On the other hand, the number of http requests we make in a given period is currently only 1. This applies to all implemented methods, with the intention of reducing waiting times and costs. We are currently able to deploy the canisters without any timeout issues. I was testing today and have not encountered any more timeout issues so far.
As an investigation, I will detail below a step-by-step follow-up of the time-out errors that we found during the tests, which we attribute to network latency:
When trying to register a user we got this error message
This error doesn’t indicate that your canister is unresponsive. This CycleOps error actually indicates that someone else has added this same canister id to their account. Are you monitoring this canister in a different CycleOps account (individual/team account)? If so, for blackhole monitoring we only allow a single account to monitor a specific canister once you’ve added our blackhole as a controller and verified ownership of the canister in order to ensure data privacy.

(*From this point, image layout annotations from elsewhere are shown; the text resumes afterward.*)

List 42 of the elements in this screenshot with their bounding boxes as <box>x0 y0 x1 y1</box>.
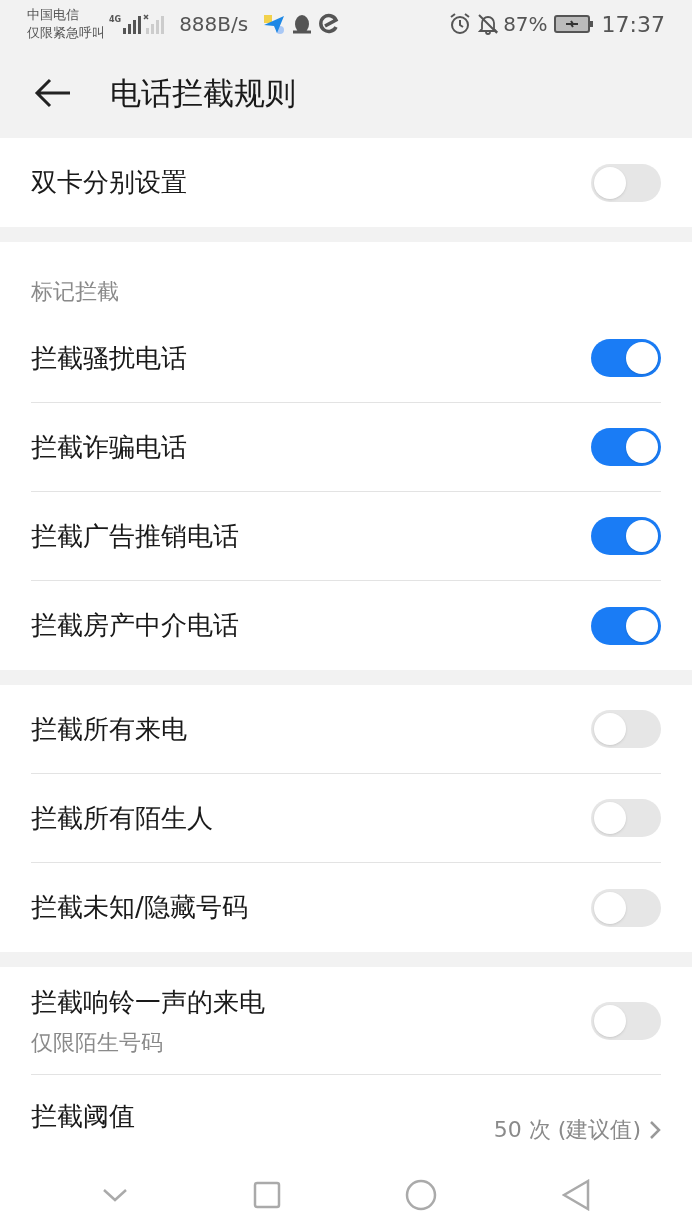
setting-label: 拦截所有来电 <box>31 712 187 746</box>
toggle-switch[interactable] <box>591 606 661 645</box>
bell-muted-icon <box>477 13 500 35</box>
carrier-name: 中国电信 <box>27 6 80 24</box>
setting-value: 50 次 (建议值) <box>493 1116 641 1144</box>
network-speed: 888B/s <box>179 11 249 38</box>
home-icon[interactable] <box>405 1179 438 1211</box>
setting-label: 拦截诈骗电话 <box>31 430 187 464</box>
setting-hint: 仅限陌生号码 <box>31 1028 164 1057</box>
collapse-chevron-icon[interactable] <box>102 1188 129 1202</box>
back-icon[interactable] <box>561 1179 590 1211</box>
signal-icon <box>122 16 143 34</box>
toggle-switch[interactable] <box>591 339 661 377</box>
toggle-switch[interactable] <box>591 1001 661 1040</box>
e-logo-icon <box>318 13 341 35</box>
setting-label: 双卡分别设置 <box>31 166 187 199</box>
toggle-switch[interactable] <box>591 799 661 837</box>
toggle-switch[interactable] <box>591 888 661 927</box>
plane-icon <box>262 13 287 35</box>
setting-label: 拦截未知/隐藏号码 <box>31 891 248 924</box>
setting-label: 拦截响铃一声的来电 <box>31 985 265 1019</box>
toggle-switch[interactable] <box>591 428 661 466</box>
toggle-switch[interactable] <box>591 517 661 555</box>
network-type: 4G <box>109 14 122 26</box>
toggle-switch[interactable] <box>591 710 661 748</box>
recent-apps-icon[interactable] <box>252 1181 281 1209</box>
alarm-icon <box>449 13 472 35</box>
chevron-right-icon <box>649 1119 661 1140</box>
setting-label: 拦截广告推销电话 <box>31 519 239 553</box>
no-signal-icon <box>143 14 166 34</box>
section-heading: 标记拦截 <box>31 278 120 306</box>
setting-label: 拦截所有陌生人 <box>31 801 213 835</box>
page-title: 电话拦截规则 <box>110 73 296 113</box>
setting-label: 拦截房产中介电话 <box>31 609 239 642</box>
setting-label: 拦截阈值 <box>31 1100 135 1133</box>
carrier-status: 仅限紧急呼叫 <box>27 24 105 42</box>
battery-charging-icon <box>553 14 594 34</box>
setting-label: 拦截骚扰电话 <box>31 341 187 375</box>
clock-time: 17:37 <box>601 10 665 39</box>
back-arrow-icon[interactable] <box>34 78 72 108</box>
toggle-switch[interactable] <box>591 163 661 202</box>
battery-percent: 87% <box>503 11 548 38</box>
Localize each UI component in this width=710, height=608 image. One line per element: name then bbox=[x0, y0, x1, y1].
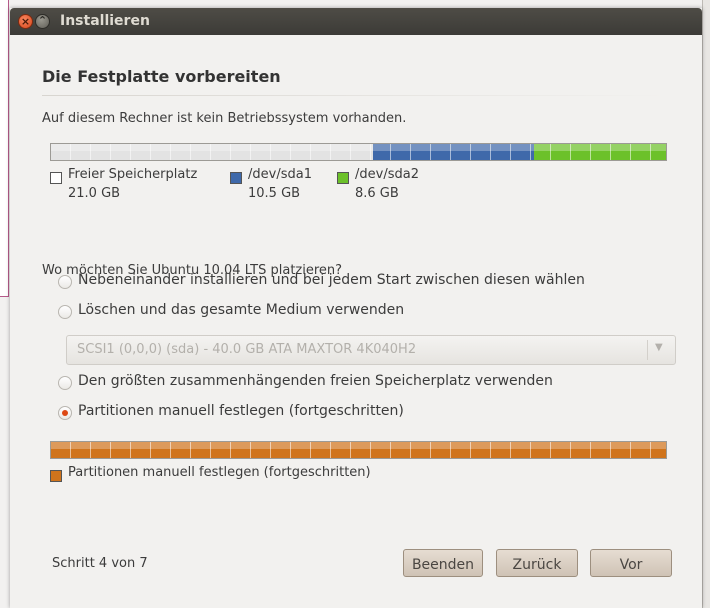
quit-button[interactable]: Beenden bbox=[403, 549, 483, 577]
window-title: Installieren bbox=[60, 13, 150, 29]
option-manual-label[interactable]: Partitionen manuell festlegen (fortgesch… bbox=[78, 403, 404, 419]
forward-button[interactable]: Vor bbox=[590, 549, 672, 577]
legend-label-sda2: /dev/sda2 bbox=[355, 167, 419, 182]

If you want to transfer canisters between your accounts (from individual to team accounts), you can use canister projects and CycleOps teams to transfer canisters between accounts and preserve historical metric data.
Alternatively, you can delete the canister from the previous account and then add it to the new account (although the historical metric data for that canister will not carry over in this case).
Seems very strange, I have only 2 Internet Identities, none of them have registered this canister. However thank you for the response! Platform seems to be running ok, troubles seemed to come from the network, as my partner described, functions took a long time to run at some point.